Two weeks before the elections, Archbishop Arturo Rivera y Damas made a plea in his Sunday homily that caused major irritation within ARENA. We offer below the extract that particularly disgusted the party's officials, due to its allusion to ARENA founder Roberto D'Aubuisson, responsible for the assassination of Bishop Oscar Romero. "The vote must be made responsibly. A responsible vote has to look to the future. The future we want cannot be built if the foundation is fragile or is not set on the firm rock of values that guarantee healthy coexistence among all citizens. How can a vote be cast with the future in mind if the assassins of Monsignor Romero and those who organized the plot against his life and gave the order to kill him are overlooked? In the light of faith, there is no doubt that the bishop is the main representative of Christ in a diocese. That is why killing a bishop is such an ignominious and heinous crime.
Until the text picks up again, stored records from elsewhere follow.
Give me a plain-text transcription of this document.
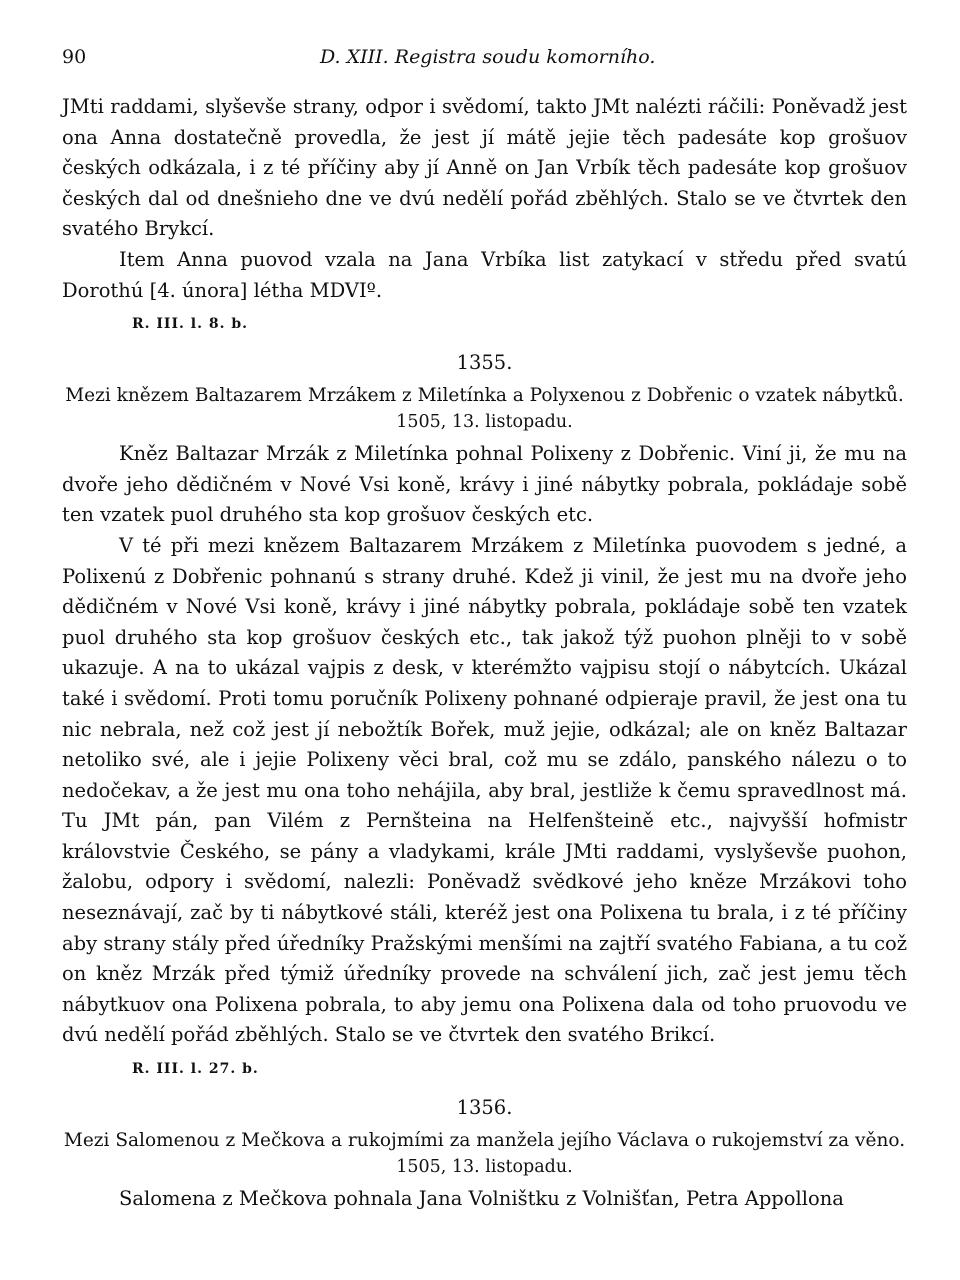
90	D. XIII. Registra soudu komorního.

JMti raddami, slyševše strany, odpor i svědomí, takto JMt nalézti ráčili: Poněvadž jest ona Anna dostatečně provedla, že jest jí mátě jejie těch padesáte kop grošuov českých odkázala, i z té příčiny aby jí Anně on Jan Vrbík těch padesáte kop grošuov českých dal od dnešnieho dne ve dvú nedělí pořád zběhlých. Stalo se ve čtvrtek den svatého Brykcí.

Item Anna puovod vzala na Jana Vrbíka list zatykací v středu před svatú Dorothú [4. února] létha MDVIº.

R. III. l. 8. b.
1355.
Mezi knězem Baltazarem Mrzákem z Miletínka a Polyxenou z Dobřenic o vzatek nábytků.
1505, 13. listopadu.

Kněz Baltazar Mrzák z Miletínka pohnal Polixeny z Dobřenic. Viní ji, že mu na dvoře jeho dědičném v Nové Vsi koně, krávy i jiné nábytky pobrala, pokládaje sobě ten vzatek puol druhého sta kop grošuov českých etc.

V té při mezi knězem Baltazarem Mrzákem z Miletínka puovodem s jedné, a Polixenú z Dobřenic pohnanú s strany druhé. Kdež ji vinil, že jest mu na dvoře jeho dědičném v Nové Vsi koně, krávy i jiné nábytky pobrala, pokládaje sobě ten vzatek puol druhého sta kop grošuov českých etc., tak jakož týž puohon plněji to v sobě ukazuje. A na to ukázal vajpis z desk, v kterémžto vajpisu stojí o nábytcích. Ukázal také i svědomí. Proti tomu poručník Polixeny pohnané odpieraje pravil, že jest ona tu nic nebrala, než což jest jí nebožtík Bořek, muž jejie, odkázal; ale on kněz Baltazar netoliko své, ale i jejie Polixeny věci bral, což mu se zdálo, panského nálezu o to nedočekav, a že jest mu ona toho nehájila, aby bral, jestliže k čemu spravedlnost má. Tu JMt pán, pan Vilém z Pernšteina na Helfenšteině etc., najvyšší hofmistr královstvie Českého, se pány a vladykami, krále JMti raddami, vyslyševše puohon, žalobu, odpory i svědomí, nalezli: Poněvadž svědkové jeho kněze Mrzákovi toho neseznávají, zač by ti nábytkové stáli, kteréž jest ona Polixena tu brala, i z té příčiny aby strany stály před úředníky Pražskými menšími na zajtří svatého Fabiana, a tu což on kněz Mrzák před týmiž úředníky provede na schválení jich, zač jest jemu těch nábytkuov ona Polixena pobrala, to aby jemu ona Polixena dala od toho pruovodu ve dvú nedělí pořád zběhlých. Stalo se ve čtvrtek den svatého Brikcí.

R. III. l. 27. b.
1356.
Mezi Salomenou z Mečkova a rukojmími za manžela jejího Václava o rukojemství za věno.
1505, 13. listopadu.

Salomena z Mečkova pohnala Jana Volništku z Volnišťan, Petra Appollona
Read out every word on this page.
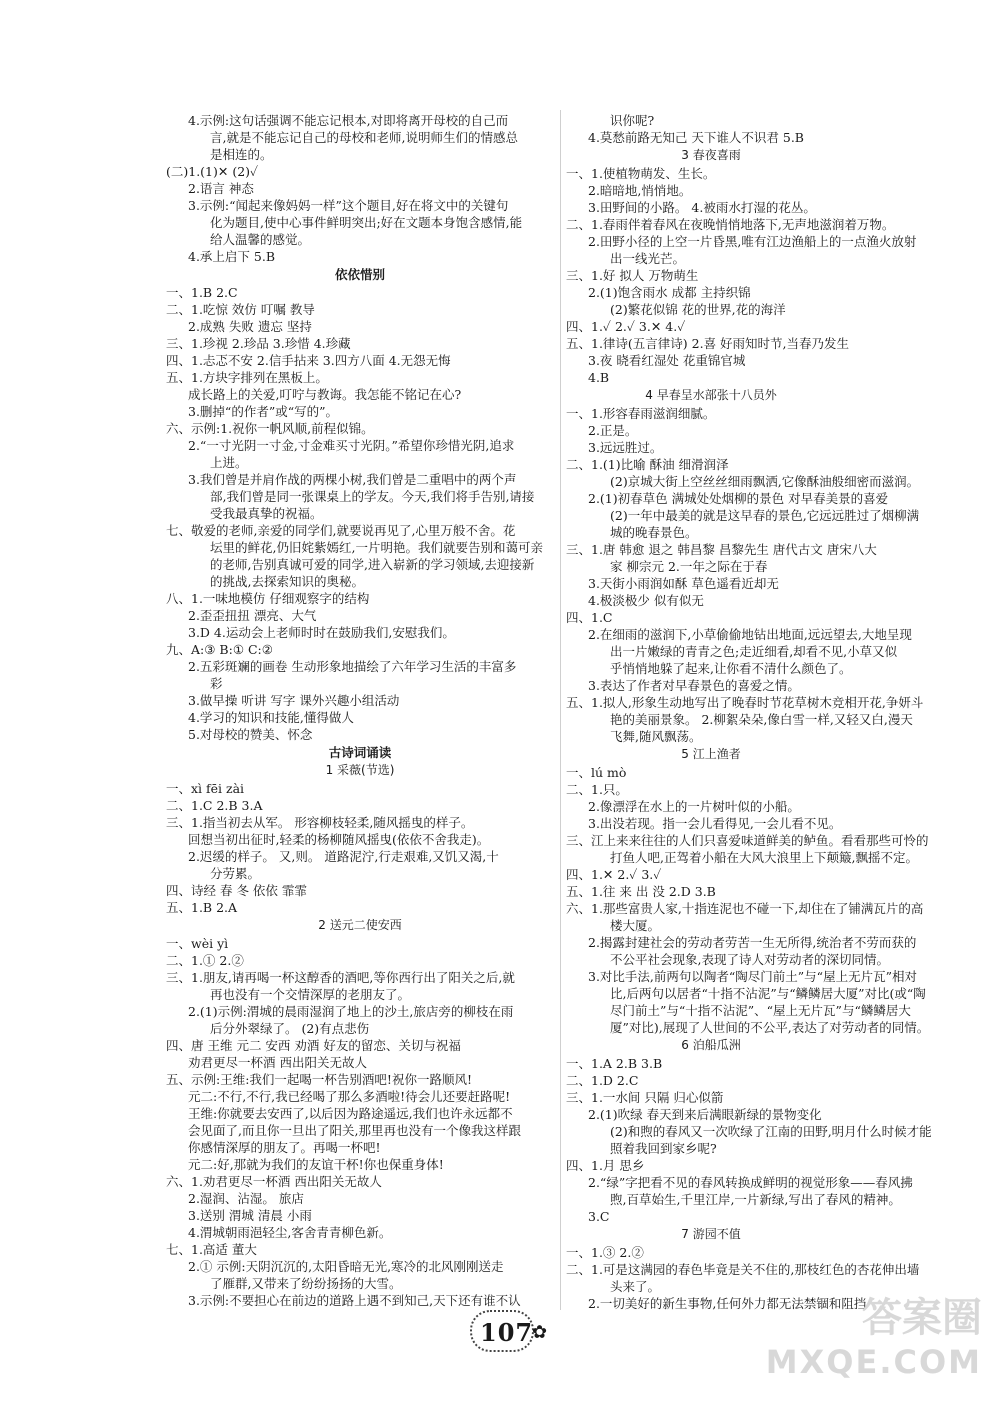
4.示例:这句话强调不能忘记根本,对即将离开母校的自己而
言,就是不能忘记自己的母校和老师,说明师生们的情感总
是相连的。
(二)1.(1)✕ (2)✓
2.语言 神态
3.示例:“闻起来像妈妈一样”这个题目,好在将文中的关键句
化为题目,使中心事件鲜明突出;好在文题本身饱含感情,能
给人温馨的感觉。
4.承上启下 5.B
依依惜别
一、1.B 2.C
二、1.吃惊 效仿 叮嘱 教导
2.成熟 失败 遗忘 坚持
三、1.珍视 2.珍品 3.珍惜 4.珍藏
四、1.忐忑不安 2.信手拈来 3.四方八面 4.无怨无悔
五、1.方块字排列在黑板上。
成长路上的关爱,叮咛与教诲。我怎能不铭记在心?
3.删掉“的作者”或“写的”。
六、示例:1.祝你一帆风顺,前程似锦。
2.“一寸光阴一寸金,寸金难买寸光阴。”希望你珍惜光阴,追求
上进。
3.我们曾是并肩作战的两棵小树,我们曾是二重唱中的两个声
部,我们曾是同一张课桌上的学友。今天,我们将手告别,请接
受我最真挚的祝福。
七、敬爱的老师,亲爱的同学们,就要说再见了,心里万般不舍。花
坛里的鲜花,仍旧姹紫嫣红,一片明艳。我们就要告别和蔼可亲
的老师,告别真诚可爱的同学,进入崭新的学习领域,去迎接新
的挑战,去探索知识的奥秘。
八、1.一味地模仿 仔细观察字的结构
2.歪歪扭扭 漂亮、大气
3.D 4.运动会上老师时时在鼓励我们,安慰我们。
九、A:③ B:① C:②
2.五彩斑斓的画卷 生动形象地描绘了六年学习生活的丰富多
彩
3.做早操 听讲 写字 课外兴趣小组活动
4.学习的知识和技能,懂得做人
5.对母校的赞美、怀念
古诗词诵读
1 采薇(节选)
一、xì fēi zài
二、1.C 2.B 3.A
三、1.指当初去从军。 形容柳枝轻柔,随风摇曳的样子。
回想当初出征时,轻柔的杨柳随风摇曳(依依不舍我走)。
2.迟缓的样子。 又,则。 道路泥泞,行走艰难,又饥又渴,十
分劳累。
四、诗经 春 冬 依依 霏霏
五、1.B 2.A
2 送元二使安西
一、wèi yì
二、1.① 2.②
三、1.朋友,请再喝一杯这醇香的酒吧,等你西行出了阳关之后,就
再也没有一个交情深厚的老朋友了。
2.(1)示例:渭城的晨雨湿润了地上的沙土,旅店旁的柳枝在雨
后分外翠绿了。 (2)有点悲伤
四、唐 王维 元二 安西 劝酒 好友的留恋、关切与祝福
劝君更尽一杯酒 西出阳关无故人
五、示例:王维:我们一起喝一杯告别酒吧!祝你一路顺风!
元二:不行,不行,我已经喝了那么多酒啦!待会儿还要赶路呢!
王维:你就要去安西了,以后因为路途遥远,我们也许永远都不
会见面了,而且你一旦出了阳关,那里再也没有一个像我这样跟
你感情深厚的朋友了。再喝一杯吧!
元二:好,那就为我们的友谊干杯!你也保重身体!
六、1.劝君更尽一杯酒 西出阳关无故人
2.湿润、沾湿。 旅店
3.送别 渭城 清晨 小雨
4.渭城朝雨浥轻尘,客舍青青柳色新。
七、1.高适 董大
2.① 示例:天阴沉沉的,太阳昏暗无光,寒冷的北风刚刚送走
了雁群,又带来了纷纷扬扬的大雪。
3.示例:不要担心在前边的道路上遇不到知己,天下还有谁不认
识你呢?
4.莫愁前路无知己 天下谁人不识君 5.B
3 春夜喜雨
一、1.使植物萌发、生长。
2.暗暗地,悄悄地。
3.田野间的小路。 4.被雨水打湿的花丛。
二、1.春雨伴着春风在夜晚悄悄地落下,无声地滋润着万物。
2.田野小径的上空一片昏黑,唯有江边渔船上的一点渔火放射
出一线光芒。
三、1.好 拟人 万物萌生
2.(1)饱含雨水 成都 主持织锦
(2)繁花似锦 花的世界,花的海洋
四、1.✓ 2.✓ 3.✕ 4.✓
五、1.律诗(五言律诗) 2.喜 好雨知时节,当春乃发生
3.夜 晓看红湿处 花重锦官城
4.B
4 早春呈水部张十八员外
一、1.形容春雨滋润细腻。
2.正是。
3.远远胜过。
二、1.(1)比喻 酥油 细滑润泽
(2)京城大街上空丝丝细雨飘洒,它像酥油般细密而滋润。
2.(1)初春草色 满城处处烟柳的景色 对早春美景的喜爱
(2)一年中最美的就是这早春的景色,它远远胜过了烟柳满
城的晚春景色。
三、1.唐 韩愈 退之 韩昌黎 昌黎先生 唐代古文 唐宋八大
家 柳宗元 2.一年之际在于春
3.天街小雨润如酥 草色遥看近却无
4.极淡极少 似有似无
四、1.C
2.在细雨的滋润下,小草偷偷地钻出地面,远远望去,大地呈现
出一片嫩绿的青青之色;走近细看,却看不见,小草又似
乎悄悄地躲了起来,让你看不清什么颜色了。
3.表达了作者对早春景色的喜爱之情。
五、1.拟人,形象生动地写出了晚春时节花草树木竞相开花,争妍斗
艳的美丽景象。 2.柳絮朵朵,像白雪一样,又轻又白,漫天
飞舞,随风飘荡。
5 江上渔者
一、lú mò
二、1.只。
2.像漂浮在水上的一片树叶似的小船。
3.出没若现。指一会儿看得见,一会儿看不见。
三、江上来来往往的人们只喜爱味道鲜美的鲈鱼。看看那些可怜的
打鱼人吧,正驾着小船在大风大浪里上下颠簸,飘摇不定。
四、1.✕ 2.✓ 3.✓
五、1.往 来 出 没 2.D 3.B
六、1.那些富贵人家,十指连泥也不碰一下,却住在了铺满瓦片的高
楼大厦。
2.揭露封建社会的劳动者劳苦一生无所得,统治者不劳而获的
不公平社会现象,表现了诗人对劳动者的深切同情。
3.对比手法,前两句以陶者“陶尽门前土”与“屋上无片瓦”相对
比,后两句以居者“十指不沾泥”与“鳞鳞居大厦”对比(或“陶
尽门前土”与“十指不沾泥”、“屋上无片瓦”与“鳞鳞居大
厦”对比),展现了人世间的不公平,表达了对劳动者的同情。
6 泊船瓜洲
一、1.A 2.B 3.B
二、1.D 2.C
三、1.一水间 只隔 归心似箭
2.(1)吹绿 春天到来后满眼新绿的景物变化
(2)和煦的春风又一次吹绿了江南的田野,明月什么时候才能
照着我回到家乡呢?
四、1.月 思乡
2.“绿”字把看不见的春风转换成鲜明的视觉形象——春风拂
煦,百草始生,千里江岸,一片新绿,写出了春风的精神。
3.C
7 游园不值
一、1.③ 2.②
二、1.可是这满园的春色毕竟是关不住的,那枝红色的杏花伸出墙
头来了。
2.一切美好的新生事物,任何外力都无法禁锢和阻挡
107
✿	答案圈
MXQE.COM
"Whether they want it or not, the shadow of this sacrilegious crime pursues those who, even after 14 years, continue impenitent, idolizing the man who wanted to resolve the problems of El Salvador with blood and fire. We have already pardoned, but we cannot silence what the Commission of Truth proved and presented to the eyes of the world. We say again: the future of El Salvador cannot be built on lies, arrogance, corruption, repression, hatred and injustice."